It was standing room only at Socialist Worker’s London meeting to discuss year three of the Egyptian Revolution this week.
Up to 200 people packed into Bloomsbury Church on Thursday night to hear Wassim Wagdy of Egypt’s Revolutionary Socialists, Socialist Worker editor, Judith Orr and writer and activist, Phil Marfleet.
Wassim thrilled the audience as he explained how the revolution was deepening.
He said that the growing social and economic crisis in Egypt is leading many who had previously supported the Muslim Brotherhood to call for the end of the President Mursi’s regime.
“The number of independent trade unions has risen from the low hundreds last year to over a thousand today,” he said. “They are increasingly prepared to fight for both economic and political demands.”
Judith debunked the Western media myth that Arab Spring has been followed by an ‘Islamist Winter’.

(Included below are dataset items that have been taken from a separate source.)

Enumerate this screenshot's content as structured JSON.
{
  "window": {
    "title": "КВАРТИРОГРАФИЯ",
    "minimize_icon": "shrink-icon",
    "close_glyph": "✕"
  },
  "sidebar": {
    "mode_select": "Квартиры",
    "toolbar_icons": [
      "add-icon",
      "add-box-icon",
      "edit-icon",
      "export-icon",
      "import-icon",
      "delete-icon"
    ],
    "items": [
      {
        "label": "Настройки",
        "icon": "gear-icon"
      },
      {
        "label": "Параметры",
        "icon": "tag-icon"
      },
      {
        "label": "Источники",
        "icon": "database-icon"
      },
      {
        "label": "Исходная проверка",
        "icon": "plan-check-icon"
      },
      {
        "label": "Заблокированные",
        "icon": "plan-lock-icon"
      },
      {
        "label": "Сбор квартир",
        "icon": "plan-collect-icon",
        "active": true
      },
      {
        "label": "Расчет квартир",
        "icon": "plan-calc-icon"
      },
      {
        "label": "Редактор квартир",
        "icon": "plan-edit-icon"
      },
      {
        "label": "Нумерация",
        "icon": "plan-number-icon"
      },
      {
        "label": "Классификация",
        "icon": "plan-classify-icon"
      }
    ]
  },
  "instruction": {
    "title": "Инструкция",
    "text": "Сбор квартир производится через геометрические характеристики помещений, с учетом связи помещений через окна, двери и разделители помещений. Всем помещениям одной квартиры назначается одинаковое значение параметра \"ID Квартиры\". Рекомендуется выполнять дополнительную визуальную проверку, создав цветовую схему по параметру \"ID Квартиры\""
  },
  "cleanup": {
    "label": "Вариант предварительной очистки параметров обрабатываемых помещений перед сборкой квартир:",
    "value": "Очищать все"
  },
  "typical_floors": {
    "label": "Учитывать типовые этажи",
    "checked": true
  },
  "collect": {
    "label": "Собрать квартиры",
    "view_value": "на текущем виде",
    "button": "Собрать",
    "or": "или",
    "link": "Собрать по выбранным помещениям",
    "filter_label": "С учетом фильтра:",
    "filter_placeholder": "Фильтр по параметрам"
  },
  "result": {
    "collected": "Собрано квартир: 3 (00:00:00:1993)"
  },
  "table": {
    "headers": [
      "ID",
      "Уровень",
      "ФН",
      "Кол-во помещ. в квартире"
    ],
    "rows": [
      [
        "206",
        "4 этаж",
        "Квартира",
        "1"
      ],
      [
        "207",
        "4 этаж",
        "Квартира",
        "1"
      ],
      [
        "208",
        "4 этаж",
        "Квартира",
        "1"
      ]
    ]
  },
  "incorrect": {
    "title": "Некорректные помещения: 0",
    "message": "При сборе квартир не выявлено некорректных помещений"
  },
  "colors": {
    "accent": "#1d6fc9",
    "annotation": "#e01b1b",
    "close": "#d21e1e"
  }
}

“The press here present the Muslim Brotherhood, and indeed all Muslims, as a homogenous block. That is a terrible mistake,” she said.
“The Brotherhood is led by people who want to make an accommodation with the IMF and the European Union, and who want to impose massive cuts.
“But it also contains thousands of young revolutionaries, who fought the police thugs in the past, and who are now fighting for social justice.”
Phil argued that the task for the left was to led that struggle, and in the process to deepen the growing splits inside the Brotherhood.
“The revolution is not over. It is an on-going process which can completely transform Egypt and whose influence can reach every part of the globe.”
Those at the meeting left inspired by the role played by the Revolutionary Socialists in Egypt–and determined to continue the fight in Britain.